Tutti i dubbi di Banca d’Italia sulle criptovalute

Che la crescita delle criptovalute avesse raggiunto un livello tale da non poter più essere ignorata dai grandi operatori della finanza mondiale e dagli istituti pubblici di vigilanza, era già noto dalla fine dello scorso anno. La più celebre delle monete virtuali, il BitCoin, nel dicembre 2017 ha raggiunto il valore record di circa 19300 dollari.

Il valore è poi notevolmente calato fino a raggiungere i 9700 dollari attuali, ma il clamore che ha raggiunto ha portato un numero sempre crescente di persone ad avvicinarsi al mondo delle valute digitali.

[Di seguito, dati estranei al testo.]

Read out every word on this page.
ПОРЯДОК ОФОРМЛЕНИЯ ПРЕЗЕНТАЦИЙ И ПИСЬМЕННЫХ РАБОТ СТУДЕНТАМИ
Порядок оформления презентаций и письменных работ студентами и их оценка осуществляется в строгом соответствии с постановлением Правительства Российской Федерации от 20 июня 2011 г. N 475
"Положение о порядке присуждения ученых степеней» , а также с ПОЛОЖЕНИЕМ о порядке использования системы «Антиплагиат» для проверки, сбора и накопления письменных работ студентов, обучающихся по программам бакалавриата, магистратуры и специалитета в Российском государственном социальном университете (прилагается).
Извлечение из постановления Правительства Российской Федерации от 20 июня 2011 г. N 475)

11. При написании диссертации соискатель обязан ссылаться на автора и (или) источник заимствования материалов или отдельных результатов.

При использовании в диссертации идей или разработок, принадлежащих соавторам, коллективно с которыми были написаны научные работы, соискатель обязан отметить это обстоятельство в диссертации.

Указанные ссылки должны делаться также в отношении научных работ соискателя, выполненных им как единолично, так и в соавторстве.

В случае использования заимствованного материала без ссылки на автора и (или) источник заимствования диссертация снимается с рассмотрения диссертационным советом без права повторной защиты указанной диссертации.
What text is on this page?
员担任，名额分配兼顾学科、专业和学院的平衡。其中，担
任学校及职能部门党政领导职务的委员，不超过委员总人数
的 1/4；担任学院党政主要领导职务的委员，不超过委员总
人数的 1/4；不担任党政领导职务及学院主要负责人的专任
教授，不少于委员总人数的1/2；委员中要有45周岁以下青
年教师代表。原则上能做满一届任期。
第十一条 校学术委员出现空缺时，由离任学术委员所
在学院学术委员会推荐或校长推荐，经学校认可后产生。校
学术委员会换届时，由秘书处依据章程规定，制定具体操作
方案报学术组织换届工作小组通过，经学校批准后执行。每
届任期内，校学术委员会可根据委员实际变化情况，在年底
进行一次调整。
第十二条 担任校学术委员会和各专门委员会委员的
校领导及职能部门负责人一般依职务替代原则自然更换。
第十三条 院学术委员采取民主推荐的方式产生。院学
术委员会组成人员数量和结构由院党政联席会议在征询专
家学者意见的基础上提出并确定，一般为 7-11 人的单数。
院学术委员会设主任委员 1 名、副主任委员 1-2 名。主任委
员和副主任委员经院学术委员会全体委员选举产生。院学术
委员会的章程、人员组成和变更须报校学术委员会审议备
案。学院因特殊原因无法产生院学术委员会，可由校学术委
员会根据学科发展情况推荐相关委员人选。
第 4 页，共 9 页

A lanciare l’allarme questa volta è stata la nostra Banca d’Italia attraverso il primo “Rapporto sulla Stabilità Finanziaria” del 2018. L’istituto bancario si è soffermato in particolar modo sull’esplosione del mercato nell’ultimo anno. Dall’inizio del 2017 il numero di criptovalute in circolazione è più che triplicato ed è passato da circa 500 a più di 1600. L’aumento però non ha riguardato solo la quantità di monete digitali in circolazione, ma soprattutto il loro controvalore in dollari che è più che raddoppiato: ha superato infatti i 370 miliardi, importo di poco inferiore allo 0,5% della capitalizzazione delle borse a livello mondiale.

A spaventare Bankitalia sono principalmente i limiti di natura tecnologica che questi sistemi portano con sé e che ancora oggi rendono le criptovalute estremamente inefficienti rispetto alle altre forme di pagamento digitale. L’uso delle monete digitali è infatti gravato dall’incertezza sui tempi di esecuzione delle transazioni e dalla non trasparenza dei costi imputabili alle singole operazioni effettuate.

Questi motivi, sommati all’estrema variabilità del loro valore, hanno portato Banca d’Italia (come sottolineato anche da noi in un precedente articolo) a rilanciare l’idea che le criptovalute non abbiano ancora raggiunto la maturità e le caratteristiche necessarie per svolgere la funzione monetaria ma che siano, allo stato attuale, un vero e proprio strumento speculativo.

Alle critiche è però seguito un elogio nei confronti della “distributed ledger technology”, la tecnologia che consente di fatto di effettuare le transazioni in valuta digitale.

La DLT ha il potenziale per portare enormi benefici all’economia globale e una vera e propria rivoluzione in molteplici settori industriali. Questo attestato di stima fa eco alla posizione assunta dall’Unione Europea su questo tema.

In seguito all’istituzione di un un osservatorio permanete sulla blockchain voluto dalla Commissione europea, ben ventidue paesi del vecchio continente (tra questi non c’è l’Italia) hanno deciso di siglare un accordo denominato European Blockchain Partnership che ha come obiettivo lo scambio di competenze in campo tecnico e normativo tra gli stati. L’impegno di Bruxelles in questo senso sta raggiungendo una dimensione sempre più concreta. Negli scorsi anni erano già stati investiti oltre 80 milioni di euro in progetti innovativi a sostegno dell’uso di questa tecnologia e questa cifra dovrebbe superare i 300 milioni entro il 2020.